Le vie non istituzionali del vicesindaco Rachieli

Protagonista di questo cameo è Daniele Rachieli (non indagato), consigliere comunale di maggioranza e vicensindaco di Filogaso, recentemente nominato nella struttura speciale del consigliere regionale Vito Pitaro. Rachieli aveva ricevuto delle lettere di avvertimento da parte di un presunto affiliato ai Bonavota: sarebbero state la conseguenza di un suo intervento nel contesto di alcuni dissidi privati che riguardavano un suo amico.

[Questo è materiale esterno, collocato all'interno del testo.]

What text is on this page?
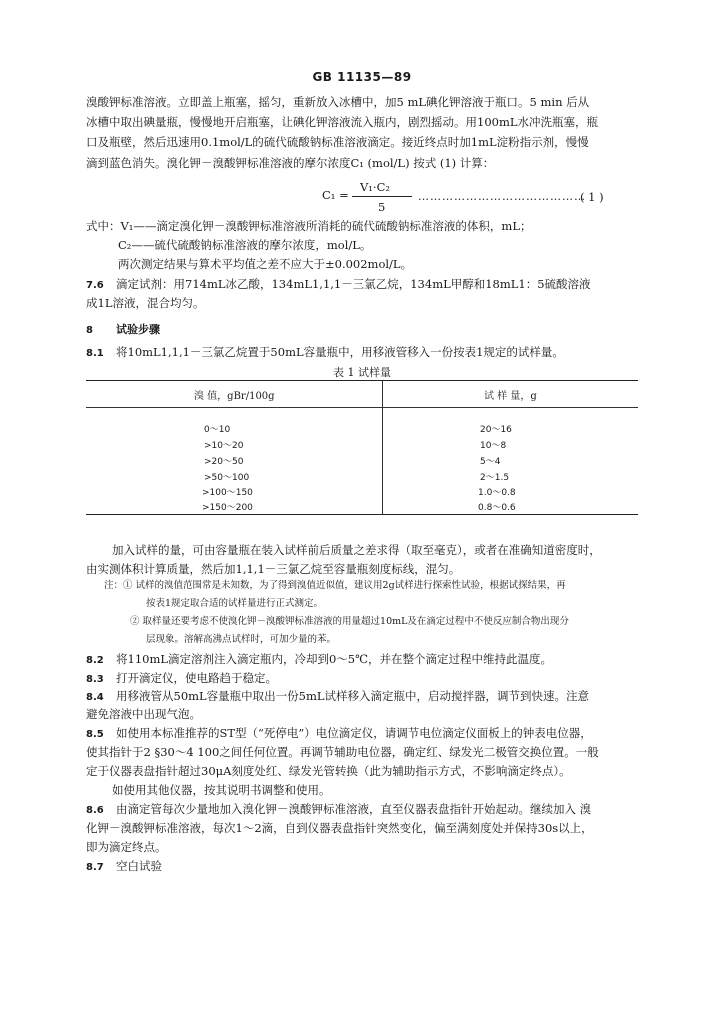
GB 11135—89
溴酸钾标准溶液。立即盖上瓶塞，摇匀，重新放入冰槽中，加5 mL碘化钾溶液于瓶口。5 min 后从
冰槽中取出碘量瓶，慢慢地开启瓶塞，让碘化钾溶液流入瓶内，剧烈摇动。用100mL水冲洗瓶塞，瓶
口及瓶壁，然后迅速用0.1mol/L的硫代硫酸钠标准溶液滴定。接近终点时加1mL淀粉指示剂，慢慢
滴到蓝色消失。溴化钾－溴酸钾标准溶液的摩尔浓度C₁ (mol/L) 按式 (1) 计算：
C₁ =
V₁·C₂
5
……………………………………
( 1 )
式中：V₁——滴定溴化钾－溴酸钾标准溶液所消耗的硫代硫酸钠标准溶液的体积，mL；
C₂——硫代硫酸钠标准溶液的摩尔浓度，mol/L。
两次测定结果与算术平均值之差不应大于±0.002mol/L。
7.6 滴定试剂：用714mL冰乙酸，134mL1,1,1－三氯乙烷，134mL甲醇和18mL1：5硫酸溶液
成1L溶液，混合均匀。
8 试验步骤
8.1 将10mL1,1,1－三氯乙烷置于50mL容量瓶中，用移液管移入一份按表1规定的试样量。
表 1 试样量
溴 值，gBr/100g	试 样 量，g
0～10	20～16
>10～20	10～8
>20～50	5～4
>50～100	2～1.5
>100～150	1.0～0.8
>150～200	0.8～0.6
加入试样的量，可由容量瓶在装入试样前后质量之差求得（取至毫克），或者在准确知道密度时，
由实测体积计算质量，然后加1,1,1－三氯乙烷至容量瓶刻度标线，混匀。
注：① 试样的溴值范围常是未知数，为了得到溴值近似值，建议用2g试样进行探索性试验，根据试探结果，再
按表1规定取合适的试样量进行正式测定。
② 取样量还要考虑不使溴化钾－溴酸钾标准溶液的用量超过10mL及在滴定过程中不使反应制合物出现分
层现象。溶解高沸点试样时，可加少量的苯。
8.2 将110mL滴定溶剂注入滴定瓶内，冷却到0～5℃，并在整个滴定过程中维持此温度。
8.3 打开滴定仪，使电路趋于稳定。
8.4 用移液管从50mL容量瓶中取出一份5mL试样移入滴定瓶中，启动搅拌器，调节到快速。注意
避免溶液中出现气泡。
8.5 如使用本标准推荐的ST型（“死停电”）电位滴定仪，请调节电位滴定仪面板上的钟表电位器，
使其指针于2 §30～4 100之间任何位置。再调节辅助电位器，确定红、绿发光二极管交换位置。一般
定于仪器表盘指针超过30μA刻度处红、绿发光管转换（此为辅助指示方式，不影响滴定终点）。
如使用其他仪器，按其说明书调整和使用。
8.6 由滴定管每次少量地加入溴化钾－溴酸钾标准溶液，直至仪器表盘指针开始起动。继续加入 溴
化钾－溴酸钾标准溶液，每次1～2滴，自到仪器表盘指针突然变化，偏至满刻度处并保持30s以上，
即为滴定终点。
8.7 空白试验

Finì - secondo le intercettazioni acquisite nel fascicolo - finì con l’affrontare il problema in modo tutt’altro che… istituzionale.

Omertà a Filogaso

E così anche questa vicenda - per i militari dell’Arma - mette in evidenza come «persino un esponente della giunta comunale di Filogaso, sentendosi minacciato da un sodale della consorteria di ‘ndrangheta di Sant’Onofrio, non procedeva a darne avviso alle autorità preposte ad oggi non risulta alcuna denuncia sporta dal Rachieli su tali fatti, bensì preferiva intercedere sul predetto sodale mediante i canali della criminalità organizzata, facendo giungere una richiesta di cessazione di quelle minacce ai maggiorenti della consorteria». Ciò rivela, è annotato in conclusione - come «a Filogaso anche le locali istituzioni siano ormai assuefatte da un clima di omertà che verosimilmente condiziona anche la politica del paese, riconoscendo il potere assunto dalla ’ndrangheta su quel territorio».